To make energy conversion more efficient, it is advisable to avoid thermal conversion. For example, the efficiency of nuclear reactors, where the kinetic energy of the nucleus is first converted to thermal energy and then to electrical energy, is about 35%. Energy conversion, energy conversion process efficiency can be dramatically improved. 

Energy Conversion History 

Energy is one of the necessities of life. So much so, that the quality of life and even its quality of life depends on the availability of energy. So, we need to have a conceptual idea of the different sources of energy, the transformation from one form to energy, and the implications of these transformations.

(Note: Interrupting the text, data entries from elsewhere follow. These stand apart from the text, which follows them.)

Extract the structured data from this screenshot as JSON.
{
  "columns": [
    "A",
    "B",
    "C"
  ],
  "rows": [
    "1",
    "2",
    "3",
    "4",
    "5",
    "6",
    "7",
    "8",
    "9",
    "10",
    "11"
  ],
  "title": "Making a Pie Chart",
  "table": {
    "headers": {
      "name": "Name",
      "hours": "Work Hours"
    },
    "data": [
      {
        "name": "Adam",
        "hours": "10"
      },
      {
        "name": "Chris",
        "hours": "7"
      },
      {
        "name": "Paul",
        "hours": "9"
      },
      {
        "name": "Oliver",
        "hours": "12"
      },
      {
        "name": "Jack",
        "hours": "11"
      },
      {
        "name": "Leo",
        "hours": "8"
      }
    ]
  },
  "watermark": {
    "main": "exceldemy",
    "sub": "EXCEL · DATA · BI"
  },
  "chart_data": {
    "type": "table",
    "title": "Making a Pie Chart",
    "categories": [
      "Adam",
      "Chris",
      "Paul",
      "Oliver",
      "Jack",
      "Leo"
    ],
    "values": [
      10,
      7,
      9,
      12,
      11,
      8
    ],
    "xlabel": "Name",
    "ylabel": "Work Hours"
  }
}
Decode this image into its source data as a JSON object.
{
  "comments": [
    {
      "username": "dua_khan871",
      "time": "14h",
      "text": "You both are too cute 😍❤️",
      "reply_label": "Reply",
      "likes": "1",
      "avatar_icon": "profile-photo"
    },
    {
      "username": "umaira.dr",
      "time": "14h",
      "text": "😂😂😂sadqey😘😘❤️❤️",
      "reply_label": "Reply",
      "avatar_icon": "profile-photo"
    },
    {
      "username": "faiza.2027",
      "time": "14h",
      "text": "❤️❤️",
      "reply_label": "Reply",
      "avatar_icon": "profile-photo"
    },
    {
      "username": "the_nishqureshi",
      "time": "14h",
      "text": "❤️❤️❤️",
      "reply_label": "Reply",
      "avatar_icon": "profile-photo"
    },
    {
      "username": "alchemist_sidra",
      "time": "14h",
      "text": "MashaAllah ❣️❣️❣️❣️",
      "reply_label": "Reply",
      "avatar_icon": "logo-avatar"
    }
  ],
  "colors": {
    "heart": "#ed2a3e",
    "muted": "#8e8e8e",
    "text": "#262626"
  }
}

You must have heard that the transformation of energy from one form to another is a well-known phenomenon. Even the law of conservation of energy tells us that the only thing that happens with energy is the transformation from one form to another. This means that we can convert electrical energy into thermal energy and light energy, convert solar energy into chemical energy, convert potential energy into kinetic energy, gravitational potential energy into kinetic energy, etc.

Energy conversion is defined as the process by which energy is transferred from one form to another, such as the conversion of atomic energy into heat energy, the conversion of light energy into heat, the conversion of thermal energy into action, etc. Which Leibniz defined as the product of the mass of an object and the square of its velocity; He believed that the total Visa Viva was saved. As the reason for the slowdown due to friction, Leibniz claimed that the heat consists of the random motion of matter - a point of view described by Bacon in Novum Organon, suggestive reasoning and shared by Isaac Newton, although it would take more than a century. Until it is generally accepted.

Other energy system conversions:

Some many different machines and transducers convert one power form into another. The following is a shortlist of examples:

Thermoelectric ( heat → electric shock loss) geological energy ( heat → electric power) heat machine fire as the auto used in the internal combustion machine or a brume machine ( heat → mechanical energy), ocean thermal shock loss ( heat → electric power), hydropower (gravitational implicit energy electric power) electrical creator ( kinetic energy or mechanical work → electrical power) energy cell (chemical power → electrical power) battery (electricity) (chemical power → electrical power) fire (chemical power → heat and light) electric wind (Electric power heat and light) Microphone (sound → electric power), surge energy ( mechanical energy → electrical energy) Windmills (wind energy → electrical energy into mechanical energy) PiezoelectricS (strain → electric power) disunion ( haste energy heat), electric heater (electric power → heat) Photosynthesis (Electromagnetic radiation chemical energy) ATP hydrolysis (chemical energy in adenosine triphosphate → mechanical energy).